Zo’n zevenduizend kilometer van Nederland toch met je blanke landgenoten optrekken: je ontkomt er haast niet aan. Een praatje met een Surinamer bij de supermarkt –uiteraard zijn het alleen de mannen die me aanspreken– loopt eigenlijk altijd uit op ‘mag ik met je mee fietsen’ of ‘kom bij me eten’, om over de schunnige taal en het psssst’en nog maar niet te spreken. Ze drinken bier op de hoek van de straat, dreunende auto’s voorzien hen van muziek. Vrouwen spreken me überhaupt niet veel aan, met als uitzondering de Surinaamse secretaresse op de redactie van de Parbode. Deze mensen denken überhaupt niet na over een weekendje weg.

En zo bevind ik me in het eerste weekend in Suriname dan toch in een busje bakra’s, op een voor de grap genoemde ‘jonge meisjes tour’ naar Galibi.

woensdag 5 maart 2008

Kapitein K.

Waarschijnlijk hebben ze hier weken, misschien wel maanden, zorgeloos op hun gemakje gewoond. Rusten tijdens de dag en ’s avonds jagen op alles wat eetbaar is. Een broodkruimeltje, een sliertje pasta, een dode soortgenoot, echt alles. Maar wat ruikt het nu vreemd?

Triomfantelijk spuiten Inge, Astrid en Tim ruimschoots met de bus Super Cobra Insecticide, Insect Killer. Dat zal alle vieze beestjes leren. “Gaan ze hier dood van of alleen maar weg?” wil Tim weten. “Weet ik veel,” antwoord Inge, “als ik ze hier maar niet meer zie.” Misschien volgende keer toch een plan om het opschrift van de spuitbus te lezen.

Kapitein Kakkerlak heeft de geur als eerste herkend. “Jongens,” zegt hij tegen zijn zoons, “hier kunnen we dood van gaan. Waarschuw je moeder, we gaan vluchten.” Langs de spleet tussen het achterste kastje en het fornuis klimt kapitein Kakkerlak omhoog langs de gladde tegels. Geen gemakkelijke tocht, zeker niet met die herrie op de achtergrond. Wie gilt er zo?

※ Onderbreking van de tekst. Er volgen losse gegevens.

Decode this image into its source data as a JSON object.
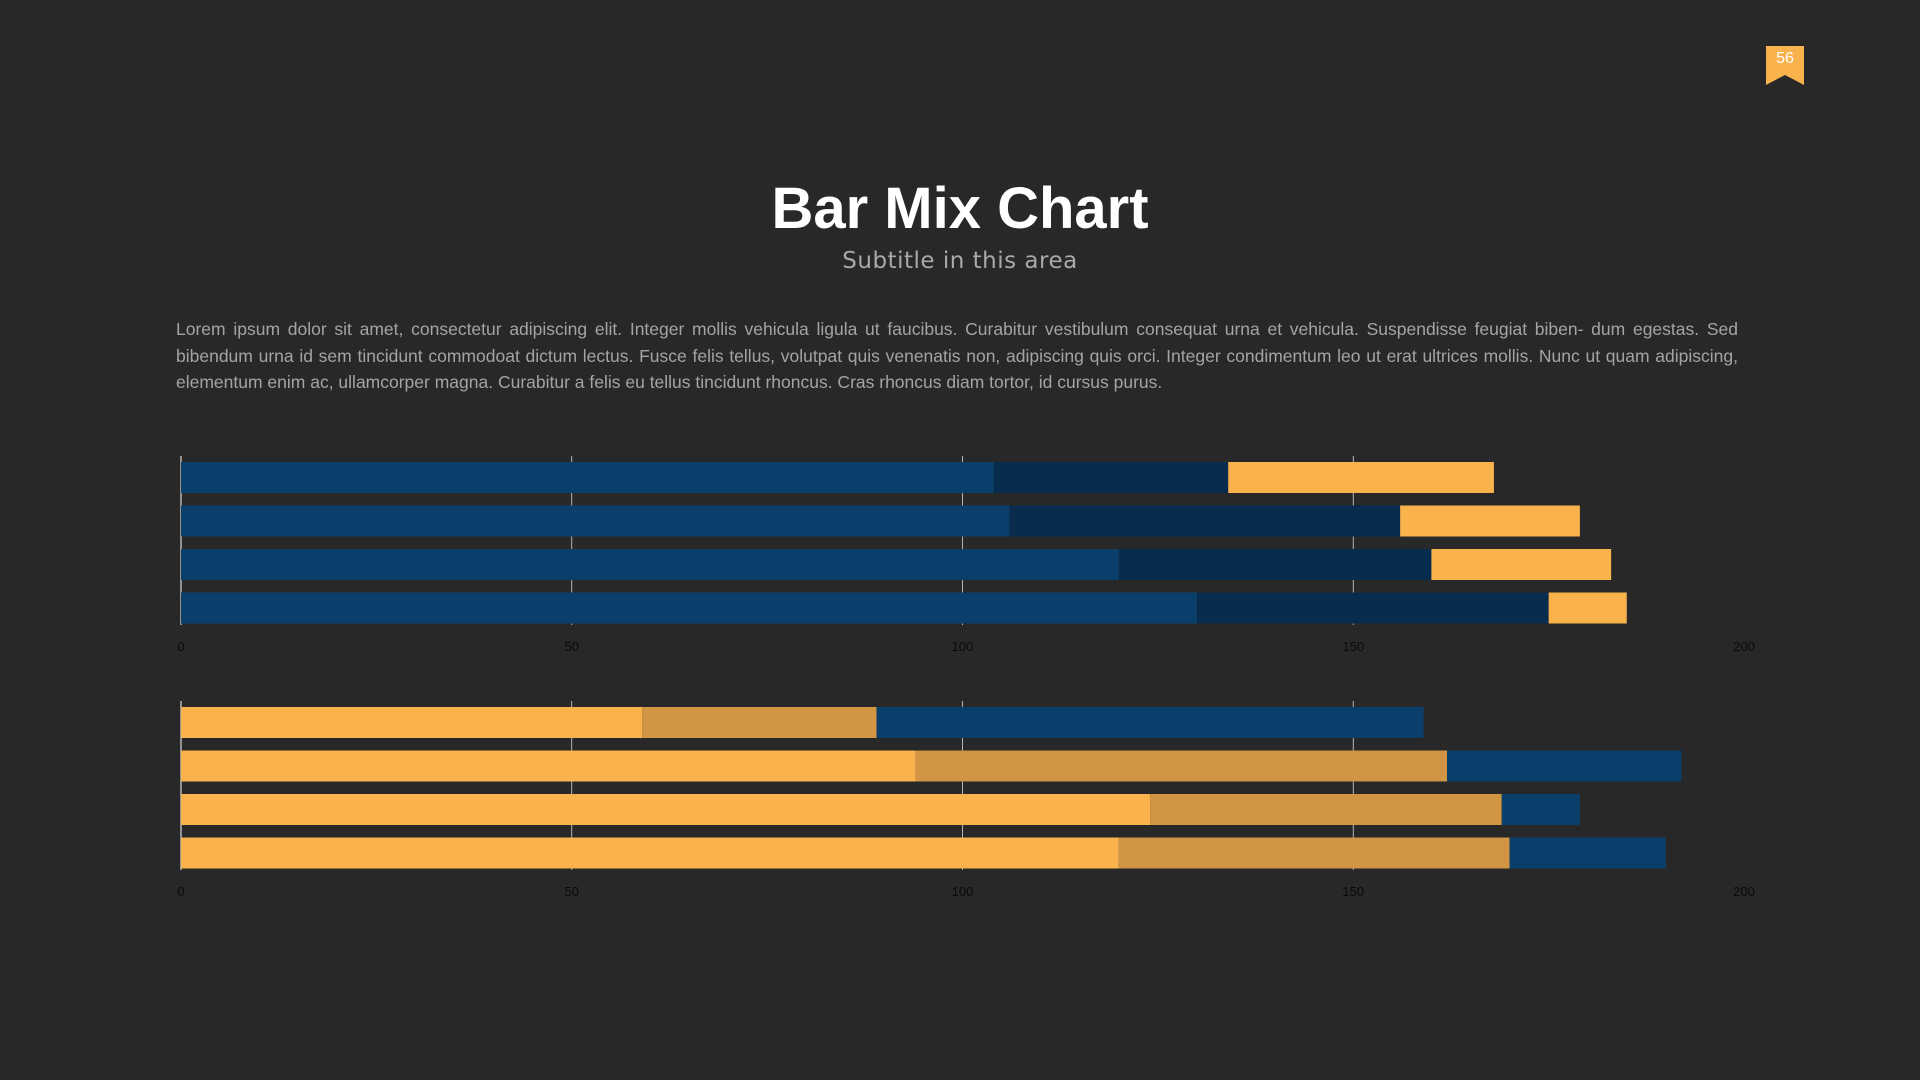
{
  "page": {
    "number": "56",
    "title": "Bar Mix Chart",
    "subtitle": "Subtitle in this area",
    "body": "Lorem ipsum dolor sit amet, consectetur adipiscing elit. Integer mollis vehicula ligula ut faucibus. Curabitur vestibulum consequat urna et vehicula. Suspendisse feugiat biben- dum egestas. Sed bibendum urna id sem tincidunt commodoat dictum lectus. Fusce felis tellus, volutpat quis venenatis non, adipiscing quis orci. Integer condimentum leo ut erat ultrices mollis. Nunc ut quam adipiscing, elementum enim ac, ullamcorper magna. Curabitur a felis eu tellus tincidunt rhoncus. Cras rhoncus diam tortor, id cursus purus."
  },
  "colors": {
    "background": "#282828",
    "blue": "#0b3f6b",
    "navy": "#082c4e",
    "orange": "#f9b24c",
    "tan": "#d19544",
    "gridline": "#d8d8d8",
    "tick_label": "#0a0a0a"
  },
  "chart_data": [
    {
      "type": "bar",
      "orientation": "horizontal",
      "stacked": true,
      "xlim": [
        0,
        200
      ],
      "ticks": [
        "0",
        "50",
        "100",
        "150",
        "200"
      ],
      "grid": true,
      "series": [
        {
          "values": [
            104,
            106,
            120,
            130
          ],
          "color": "#0b3f6b"
        },
        {
          "values": [
            30,
            50,
            40,
            45
          ],
          "color": "#082c4e"
        },
        {
          "values": [
            34,
            23,
            23,
            10
          ],
          "color": "#f9b24c"
        }
      ]
    },
    {
      "type": "bar",
      "orientation": "horizontal",
      "stacked": true,
      "xlim": [
        0,
        200
      ],
      "ticks": [
        "0",
        "50",
        "100",
        "150",
        "200"
      ],
      "grid": true,
      "series": [
        {
          "values": [
            59,
            94,
            124,
            120
          ],
          "color": "#f9b24c"
        },
        {
          "values": [
            30,
            68,
            45,
            50
          ],
          "color": "#d19544"
        },
        {
          "values": [
            70,
            30,
            10,
            20
          ],
          "color": "#0b3f6b"
        }
      ]
    }
  ]
}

Binnen drie tellen is Inge de keuken uit en op de bank naast Tim -ook al zo’n held- gesprongen. Astrid heeft haar keel open gezet, haar hartslag is op zijn minst verdubbeld. Maar Tim, die hier al enkele weken woont, helpt de meisjes dan toch uit hun angst. Hij pakt een plastic bekertje en zet hem over het vieze ongedierte. Een papiertje eronder en hij kan zo de tuin in.

“Wat is dat?” vraagt kapitein Kakkerlak zich af. “Ik kan ineens niet meer naar voren of naar achteren en omhoog kom ik ook niet ver!” Hij probeert zo hard mogelijk tegen het bekertje aan te botsen zodat deze omvalt. Tevergeefs, maar onvermoeid gaat hij door. Ineens verandert het uitzicht. Hij lijkt wel te groeien. “O nee, o nee, ik kan niet vliiieeeeeeegen,” gilt hij, terwijl hij meters door de lucht heen wordt geslingerd.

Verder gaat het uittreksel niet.